The Mystery of Parents

I sat in the line of chairs, laughing at a joke Sarah had just told me. The doors opened and I saw older students enter. My sister gave me two thumbs up as she sat in the audience. Everything seemed fine. But suddenly the room went silent and my mood changed just as quickly. As Maureen kicked off the second half of our performance with a story about Dairy Queen, I felt the anxiety set in. My sweaty hands fiddled with the two-dollar purple glasses I’d have to put on in just a little while. I nervously kicked my feet, swinging the light blue Crocs that were two sizes too big back and forth on my toes. As we went down the line, the speaking voice grew closer and closer to me and I knew that my turn was coming. I looked to the back row and saw my mother laughing and smiling at something one of my classmates said. Would she like my performance that much? What if she didn’t?

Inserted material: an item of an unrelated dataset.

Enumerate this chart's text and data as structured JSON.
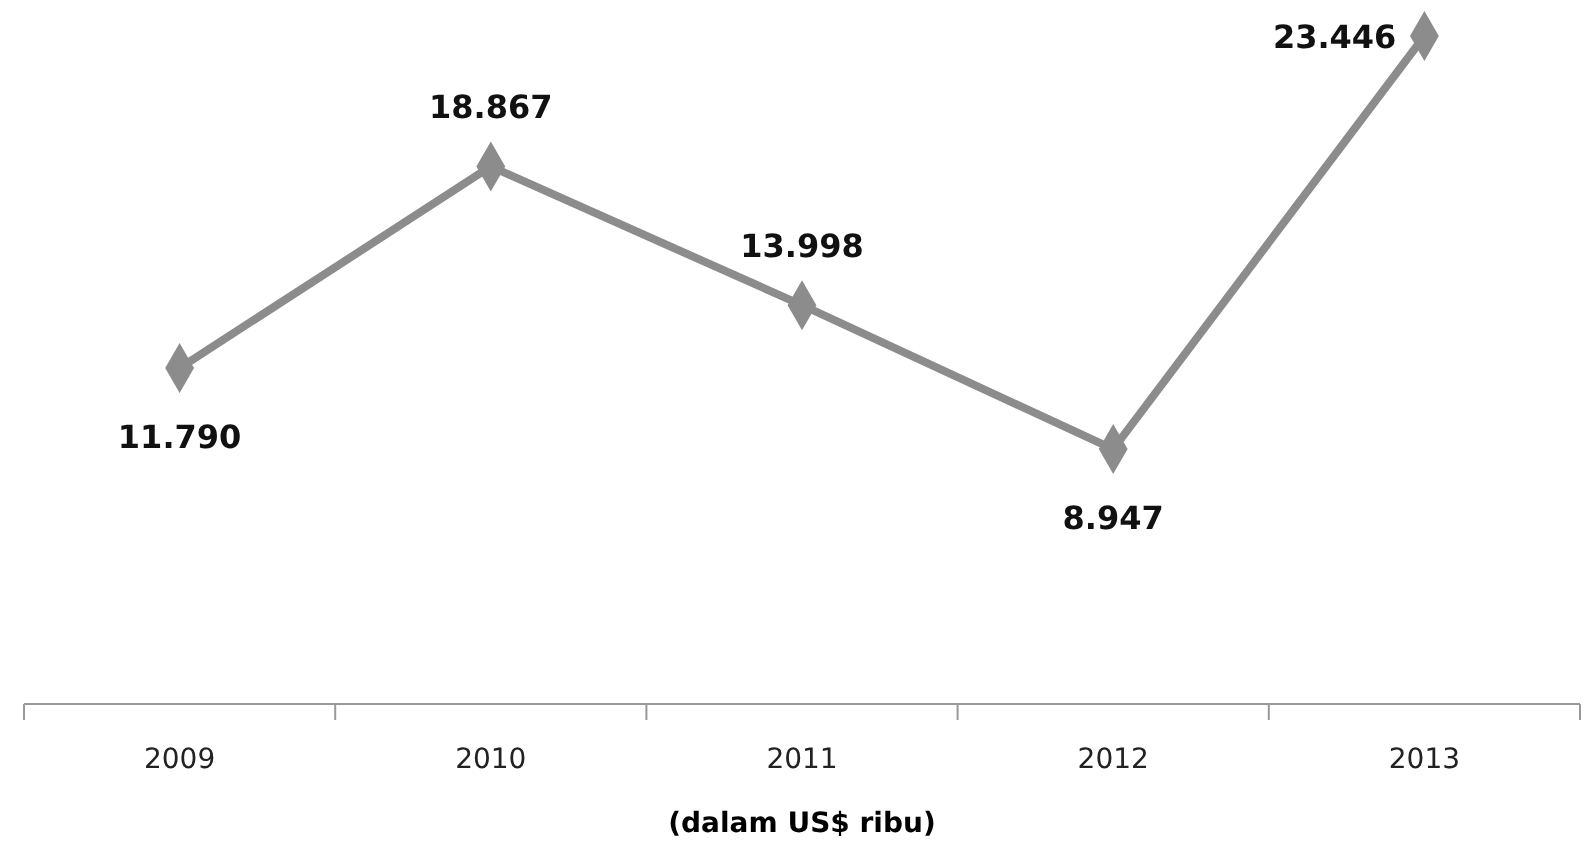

Veronica started her monologue, just to my right. I went through my own monologue in my head. When we were… studying prepositions, I’d do things like… My mom’s words echoed in my thoughts. I knew them, I was sure. But what if I suddenly forgot? It became hard to swallow. When I felt like I might burst, Veronica turned her head to me, signaling that she had finished. It was my turn. I shakily put the glasses on my face, and the room got the tiniest bit blurrier. I leaned forward, took a deep breath, and began my monologue. “I-I was never a super wild child…”

Everything got better from there. I went through the words that I had practiced so many times, mirroring my mom’s expressions and motions as I remembered them, and a strange exhilaration slowly replaced my anxiety. The audience laughed at something I’d said, and I fed off of their energy. A couple times I glanced at my mom in the back row, and I could see even through the blur of the glasses that she was smiling at me. That encouraged me to perform with more emotion. I wanted my mom to like the performance, to be proud of me. As I said the last few lines of my monologue, holding back tears as my mother had done, I felt pretty good about myself. I watched the ground and let the last word sink in before I turned to Sarah. I was done. But for some reason, the energy I’d gained during the performance remained.

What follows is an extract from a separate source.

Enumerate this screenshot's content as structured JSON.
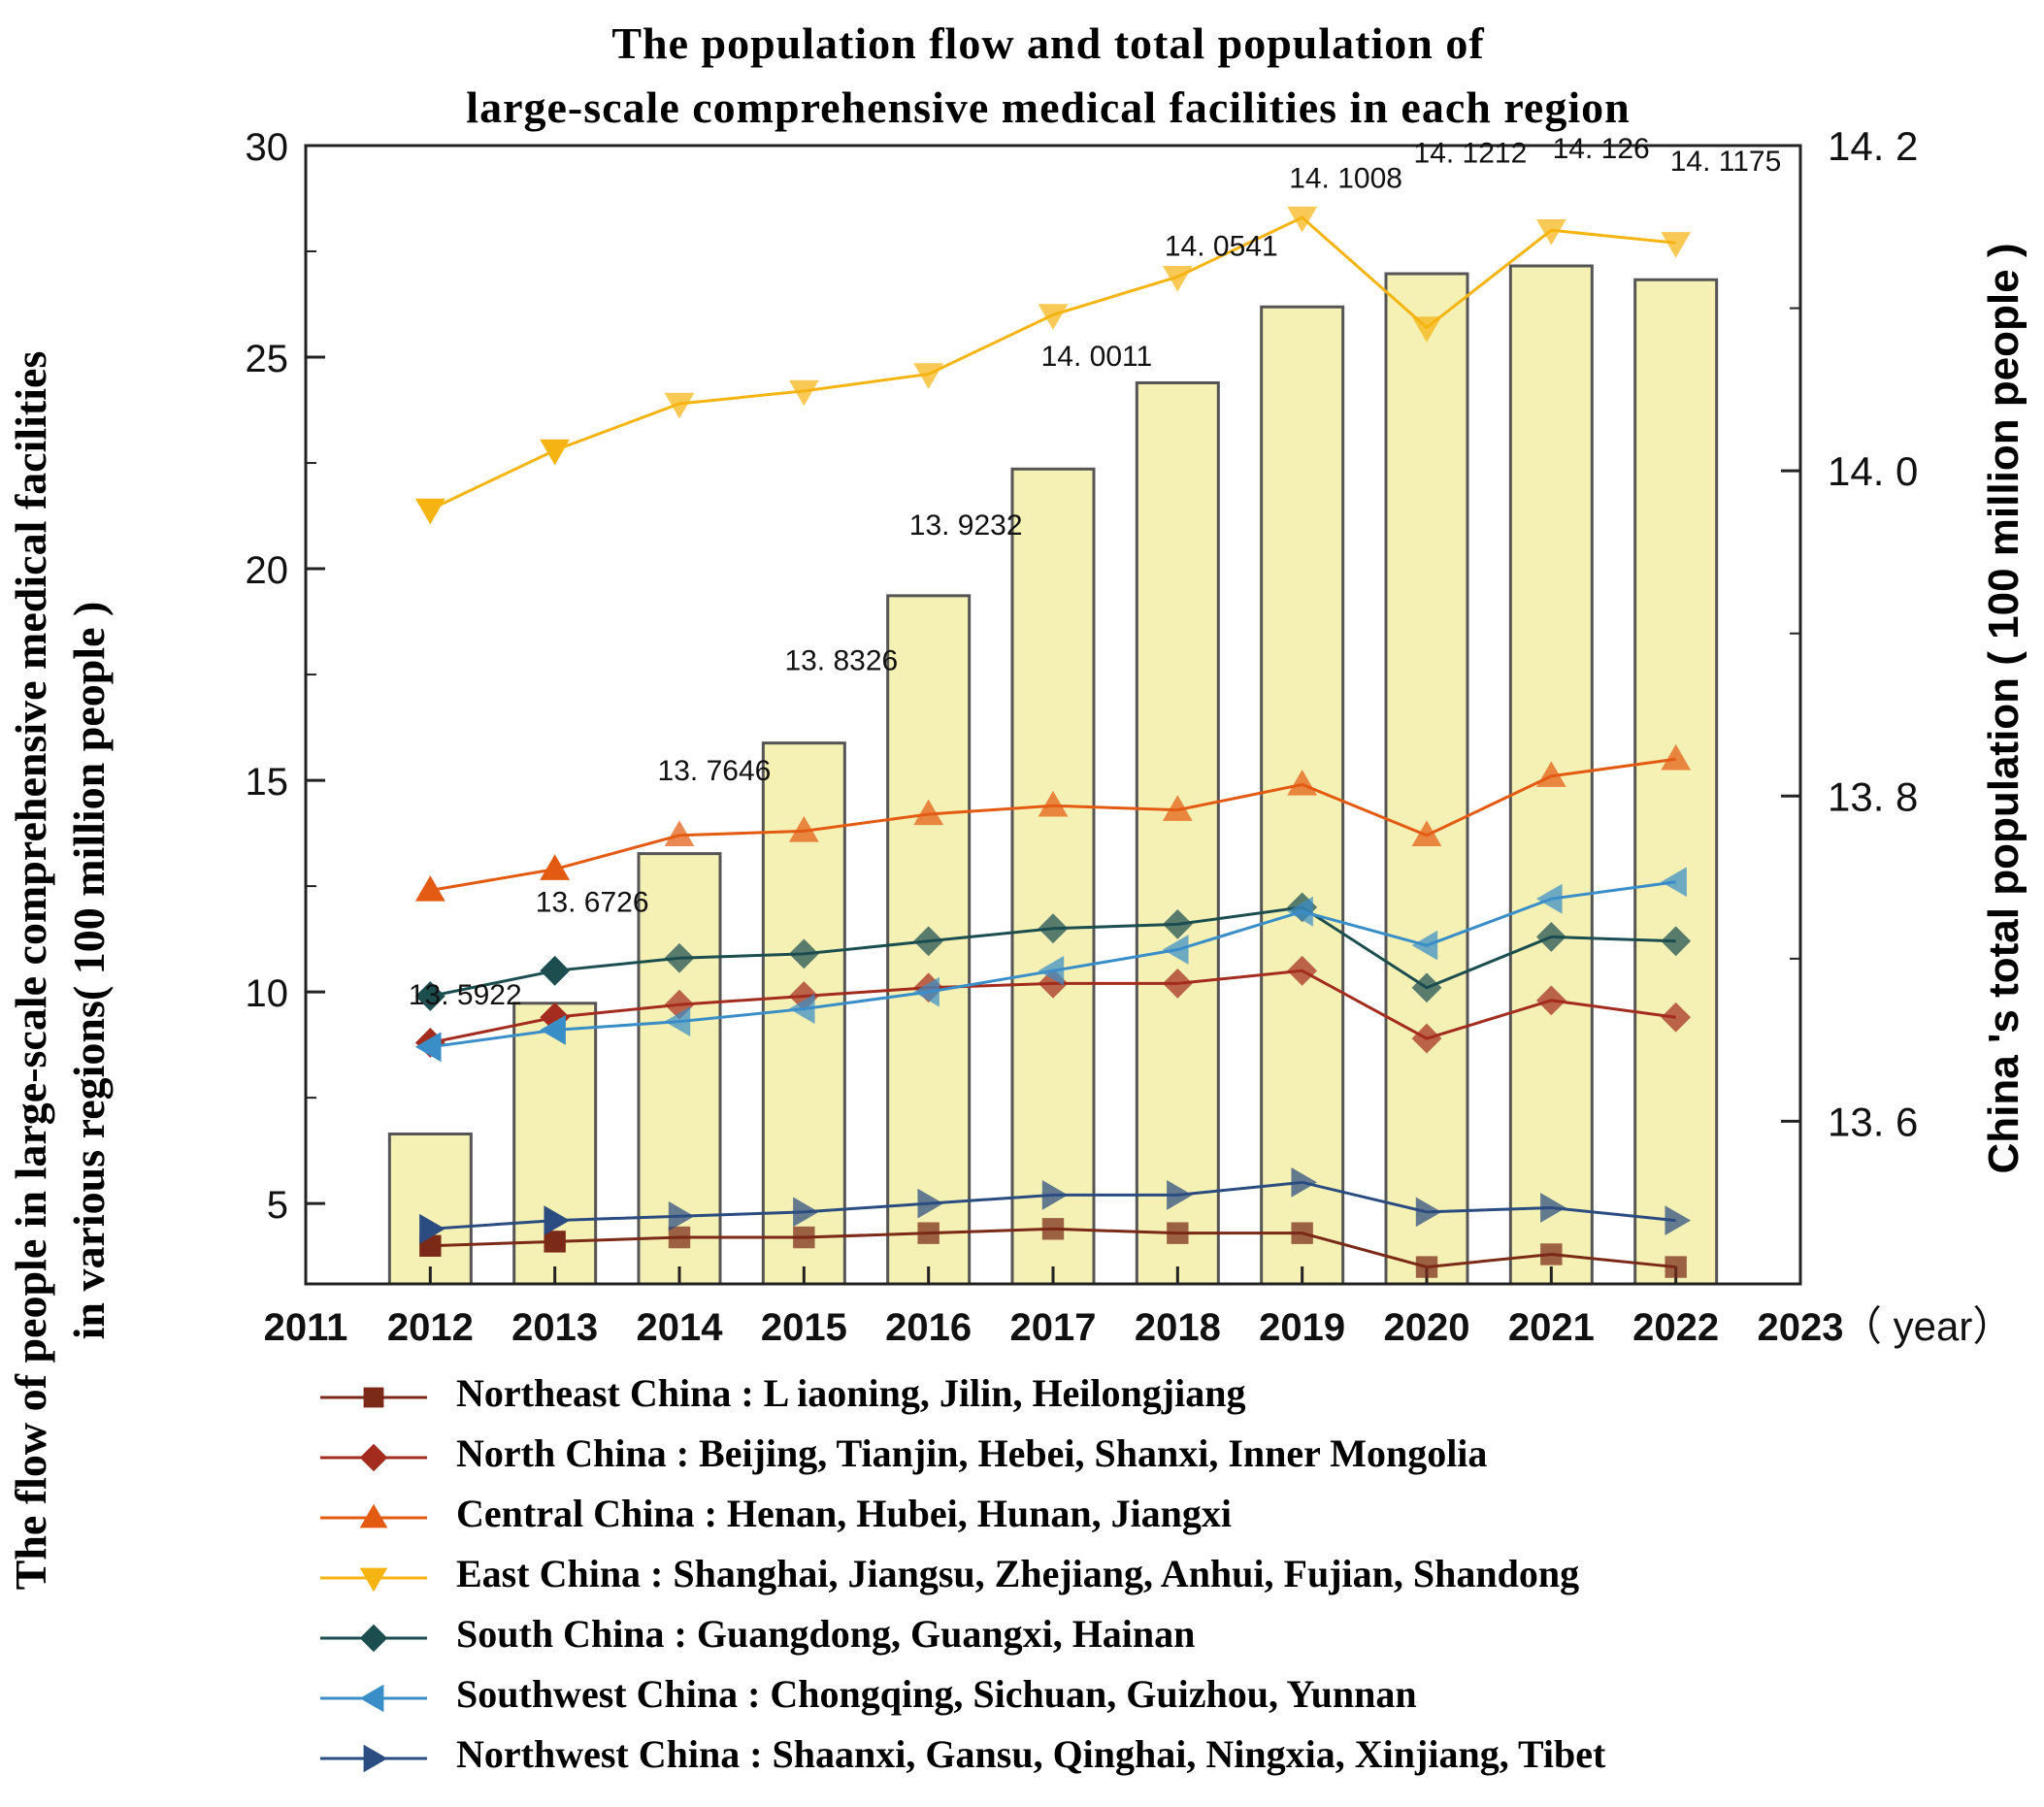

I was pretty surprised by the parents’ reactions to the performance. I’d expected them to be kind of embarrassed that their personal stories and feelings had just been spilled all over the stage, but that wasn’t the case. Most of them praised the project, and they said that it taught them a lot about themselves and their children.

My anxiety before performing goes to show just how important my parents are in my life. I’ve been in tons of plays performances of other sorts, but I’ve never been as nervous as I was before presenting my mom’s words. What made this performance different was that I recited my mother’s words, and I was terrified that she wouldn’t like my performance. I was afraid that if I didn’t capture the right tone or if I stumbled on a line, she’d think I was making fun of her. I didn’t want my mom to be upset with me or think that I didn’t love her. Bottom line, I wanted to make my mother proud. Quite honestly, that’s been a huge part of my life: pleasing my parents. I strive to get good grades in school because I know my parents will be happy; I play sports because my parents expect me to challenge myself; I play the cello because I’ve inherited my dad’s passion for music. I do all these things because they make me happy, too, but the truth is that what makes me feel best about myself is when I know that my parents are proud of me. So much of my life depends on my parents’ expectations of me, their influences on me, the way they treat me, and the way they view me. That’s why this performance seemed so much more important to me.

This entire experience has really made me look more closely at the relationship between my mother and myself. I’ve known my mom my entire life. Everything I’ve been through, she’s been through too, and no one knows me better than she does. But I learned so many new things about my mom through this interview that it made me think about how well I actually know her. I found that, during my performance, it was really easy to mirror my mom because I’ve memorized all of her habits and mannerisms in the last fifteen years that I’ve known her. When I read her words in my script, I could hear the way she said them because I’ve observed the way she talks my entire life. It seemed like I knew my mom through and through, yet there were so many stories I’d never heard and so many things I never knew about her until our interview. I’ve always heard that the closest and most unique relationship is between a mother and her child. This experience has shown me that my relationship with my mom is certainly unique, but not necessarily as close as I thought. My mom has spent a huge portion of her life getting to know my sisters and me, but we never really got to know her. While we know my mom better than anyone else in the world, the majority of her life is still a mystery to us.

Before I began this project, I had no idea what it would be like, and I honestly had no desire at all to interview my mom. I’d had an awful day and just wanted to sit in a corner and cry. The last thing I wanted to do was talk to my mom, let alone interview her. Despite my situation, I found myself really interested in what my mom had to say. I enjoyed the project a lot more than I thought I would. I’ve also started planning out what I’ll say when my kid does a project like this for English – which I honestly hope will happen. After seeing how much all the parents enjoyed our performances, I really hope I get to experience something like this later in my life, even if it means my kid has to go through all that anxiety.